Broker Check

‘Scale and Skill’: Why It’s Hard for Managed Investments to

| May 11, 2014

“The battle between actively managed mutual investments and their index-style competitors is like a decades-long sports rivalry.” 


Detailed recent readers know my professional opinion on this issue.  Candidly, I feel that both the research and historical results are clear – the very great majority of us – clients and advisors alike – are better off with indexing.


At one level, I’m not sure that the “why” is all that important.  The obvious reason is (internal) fees and / or expenses.  Many index investments could have an internal expense of 0.2% or less.  While active or managed investments might easily have internal expenses of 1.2% or more.  That one percent may not sound like much, but it adds up over time.


Thought of another way, if the S & P Index returns 10.2% and the internal charge is 0.2%, then the index investor receives (approximately) 10%.  For a managed or active investment to net the same 10%, that investment must achieve an 11% return – less the 1% fee equals the same 10%.  The managed investment must “outperform” the index by approximately 10% in this example.

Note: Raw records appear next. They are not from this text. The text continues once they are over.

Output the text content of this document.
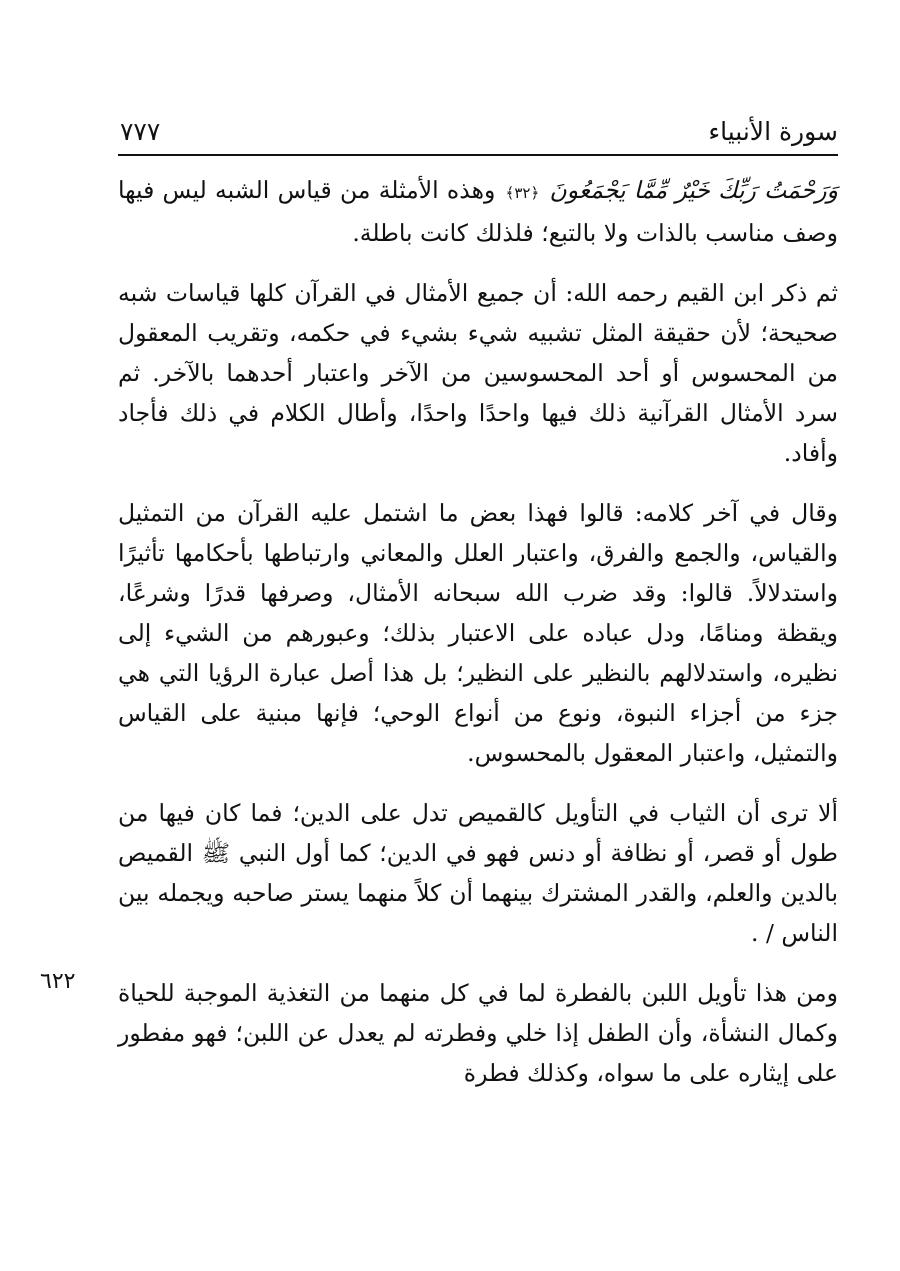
سورة الأنبياء
٧٧٧

وَرَحْمَتُ رَبِّكَ خَيْرٌ مِّمَّا يَجْمَعُونَ ﴿٣٢﴾ وهذه الأمثلة من قياس الشبه ليس فيها وصف مناسب بالذات ولا بالتبع؛ فلذلك كانت باطلة.

ثم ذكر ابن القيم رحمه الله: أن جميع الأمثال في القرآن كلها قياسات شبه صحيحة؛ لأن حقيقة المثل تشبيه شيء بشيء في حكمه، وتقريب المعقول من المحسوس أو أحد المحسوسين من الآخر واعتبار أحدهما بالآخر. ثم سرد الأمثال القرآنية ذلك فيها واحدًا واحدًا، وأطال الكلام في ذلك فأجاد وأفاد.

وقال في آخر كلامه: قالوا فهذا بعض ما اشتمل عليه القرآن من التمثيل والقياس، والجمع والفرق، واعتبار العلل والمعاني وارتباطها بأحكامها تأثيرًا واستدلالاً. قالوا: وقد ضرب الله سبحانه الأمثال، وصرفها قدرًا وشرعًا، ويقظة ومنامًا، ودل عباده على الاعتبار بذلك؛ وعبورهم من الشيء إلى نظيره، واستدلالهم بالنظير على النظير؛ بل هذا أصل عبارة الرؤيا التي هي جزء من أجزاء النبوة، ونوع من أنواع الوحي؛ فإنها مبنية على القياس والتمثيل، واعتبار المعقول بالمحسوس.

ألا ترى أن الثياب في التأويل كالقميص تدل على الدين؛ فما كان فيها من طول أو قصر، أو نظافة أو دنس فهو في الدين؛ كما أول النبي ﷺ القميص بالدين والعلم، والقدر المشترك بينهما أن كلاً منهما يستر صاحبه ويجمله بين الناس / .

ومن هذا تأويل اللبن بالفطرة لما في كل منهما من التغذية الموجبة للحياة وكمال النشأة، وأن الطفل إذا خلي وفطرته لم يعدل عن اللبن؛ فهو مفطور على إيثاره على ما سواه، وكذلك فطرة

٦٢٢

But wait a minute.  What if the S & P returns 5.2%.  The indexer nets 5%.  For the managed investment to perform comparably, it must achieve 6.0% return – less the 1.0% fee equals the same 5.0%.  But that is an outperformance of 20%!  [6 divided by 5 = 1.2 . .. -1.0 = .2 or 20%)


Maintaining that kind of consistent performance is a very difficult hill to climb, so to speak.

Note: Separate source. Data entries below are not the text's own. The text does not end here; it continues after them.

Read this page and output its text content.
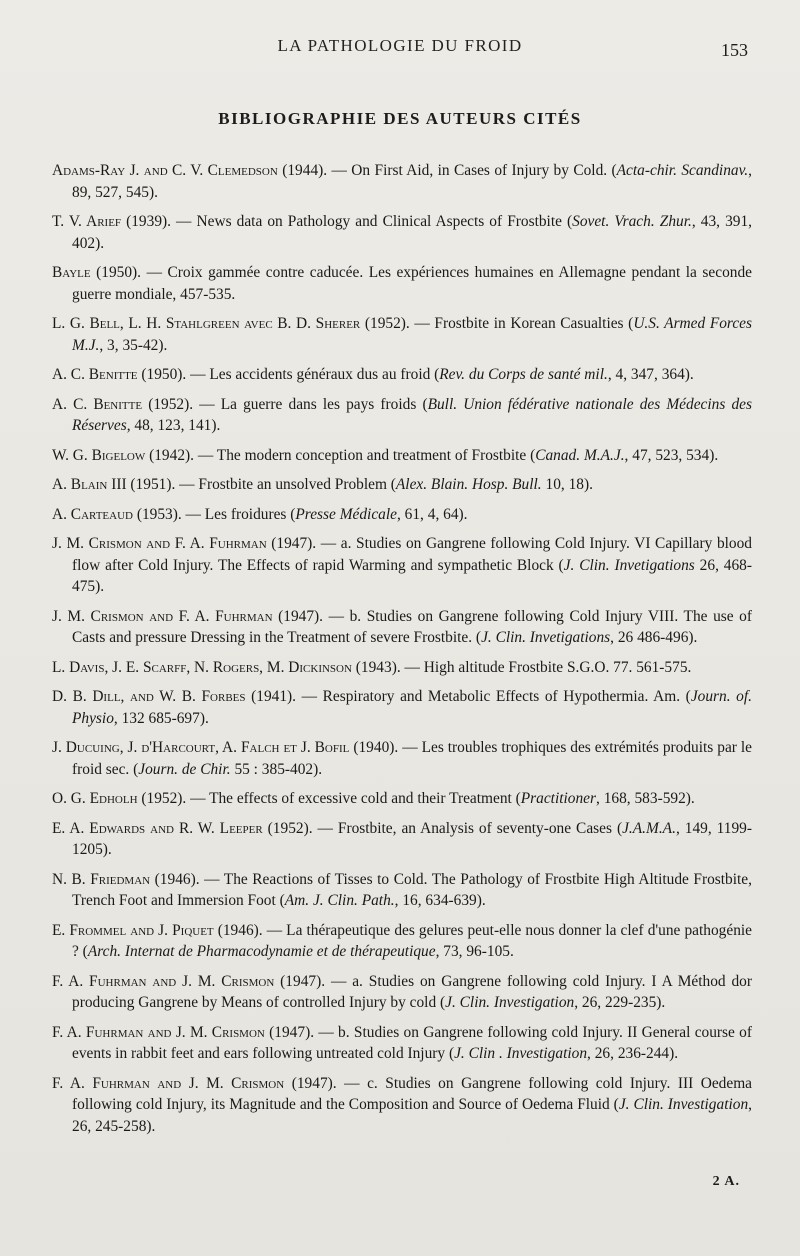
LA PATHOLOGIE DU FROID	153
BIBLIOGRAPHIE DES AUTEURS CITÉS
Adams-Ray J. and C. V. Clemedson (1944). — On First Aid, in Cases of Injury by Cold. (Acta-chir. Scandinav., 89, 527, 545).
T. V. Arief (1939). — News data on Pathology and Clinical Aspects of Frostbite (Sovet. Vrach. Zhur., 43, 391, 402).
Bayle (1950). — Croix gammée contre caducée. Les expériences humaines en Allemagne pendant la seconde guerre mondiale, 457-535.
L. G. Bell, L. H. Stahlgreen avec B. D. Sherer (1952). — Frostbite in Korean Casualties (U.S. Armed Forces M.J., 3, 35-42).
A. C. Benitte (1950). — Les accidents généraux dus au froid (Rev. du Corps de santé mil., 4, 347, 364).
A. C. Benitte (1952). — La guerre dans les pays froids (Bull. Union fédérative nationale des Médecins des Réserves, 48, 123, 141).
W. G. Bigelow (1942). — The modern conception and treatment of Frostbite (Canad. M.A.J., 47, 523, 534).
A. Blain III (1951). — Frostbite an unsolved Problem (Alex. Blain. Hosp. Bull. 10, 18).
A. Carteaud (1953). — Les froidures (Presse Médicale, 61, 4, 64).
J. M. Crismon and F. A. Fuhrman (1947). — a. Studies on Gangrene following Cold Injury. VI Capillary blood flow after Cold Injury. The Effects of rapid Warming and sympathetic Block (J. Clin. Invetigations 26, 468-475).
J. M. Crismon and F. A. Fuhrman (1947). — b. Studies on Gangrene following Cold Injury VIII. The use of Casts and pressure Dressing in the Treatment of severe Frostbite. (J. Clin. Invetigations, 26 486-496).
L. Davis, J. E. Scarff, N. Rogers, M. Dickinson (1943). — High altitude Frostbite S.G.O. 77. 561-575.
D. B. Dill, and W. B. Forbes (1941). — Respiratory and Metabolic Effects of Hypothermia. Am. (Journ. of. Physio, 132 685-697).
J. Ducuing, J. d'Harcourt, A. Falch et J. Bofil (1940). — Les troubles trophiques des extrémités produits par le froid sec. (Journ. de Chir. 55 : 385-402).
O. G. Edholh (1952). — The effects of excessive cold and their Treatment (Practitioner, 168, 583-592).
E. A. Edwards and R. W. Leeper (1952). — Frostbite, an Analysis of seventy-one Cases (J.A.M.A., 149, 1199-1205).
N. B. Friedman (1946). — The Reactions of Tisses to Cold. The Pathology of Frostbite High Altitude Frostbite, Trench Foot and Immersion Foot (Am. J. Clin. Path., 16, 634-639).
E. Frommel and J. Piquet (1946). — La thérapeutique des gelures peut-elle nous donner la clef d'une pathogénie ? (Arch. Internat de Pharmacodynamie et de thérapeutique, 73, 96-105.
F. A. Fuhrman and J. M. Crismon (1947). — a. Studies on Gangrene following cold Injury. I A Méthod dor producing Gangrene by Means of controlled Injury by cold (J. Clin. Investigation, 26, 229-235).
F. A. Fuhrman and J. M. Crismon (1947). — b. Studies on Gangrene following cold Injury. II General course of events in rabbit feet and ears following untreated cold Injury (J. Clin . Investigation, 26, 236-244).
F. A. Fuhrman and J. M. Crismon (1947). — c. Studies on Gangrene following cold Injury. III Oedema following cold Injury, its Magnitude and the Composition and Source of Oedema Fluid (J. Clin. Investigation, 26, 245-258).
2 A.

The article referenced below also provides some informed speculation that the large growth in the managed or active investment industry has also increased the difficulty of the active folks outperforming the indexers.  The authors can’t necessarily prove it, but they make an interesting case.


My professional opinion is that investing is (mostly) not about belief.  But I actually do believe that somewhere out there, there are a relatively small number of professional investment managers who actually do have the ability to consistently outperform the indexes – net of fees . .  and not just due to luck.  (Also just my opinion – Seth Klarman might be one of those people, for example.)

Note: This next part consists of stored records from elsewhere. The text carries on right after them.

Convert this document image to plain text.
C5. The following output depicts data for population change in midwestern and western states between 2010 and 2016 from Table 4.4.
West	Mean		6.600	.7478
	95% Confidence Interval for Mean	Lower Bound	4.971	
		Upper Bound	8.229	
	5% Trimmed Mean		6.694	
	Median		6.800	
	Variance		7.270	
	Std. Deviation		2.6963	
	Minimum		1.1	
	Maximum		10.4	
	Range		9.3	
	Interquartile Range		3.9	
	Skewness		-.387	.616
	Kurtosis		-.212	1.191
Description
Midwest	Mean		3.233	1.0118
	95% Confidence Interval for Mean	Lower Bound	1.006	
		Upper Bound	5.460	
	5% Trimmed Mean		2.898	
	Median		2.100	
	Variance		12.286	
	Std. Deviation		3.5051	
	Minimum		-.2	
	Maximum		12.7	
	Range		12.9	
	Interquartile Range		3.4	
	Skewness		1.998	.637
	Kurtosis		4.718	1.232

But my opinion and observation about Klarman and possibly others is not that relevant – at least not to the “average” investor.  The average person who is retiring and rolling over her / his 401-k / 403-b / TSP etc. does not and likely will never have access to the Klarmans of the world.


Also, to the extent that the Klarmans are consistently beating the indexes, they are going to tell as few people about it as possible!  Because if it becomes widely known, there will be attempts to “reverse-engineer” what these winners are doing.  Then, when too many people start doing it, their advantage disappears.


So, if you are a middle-class retiree – or soon to be, consider sticking to index investments!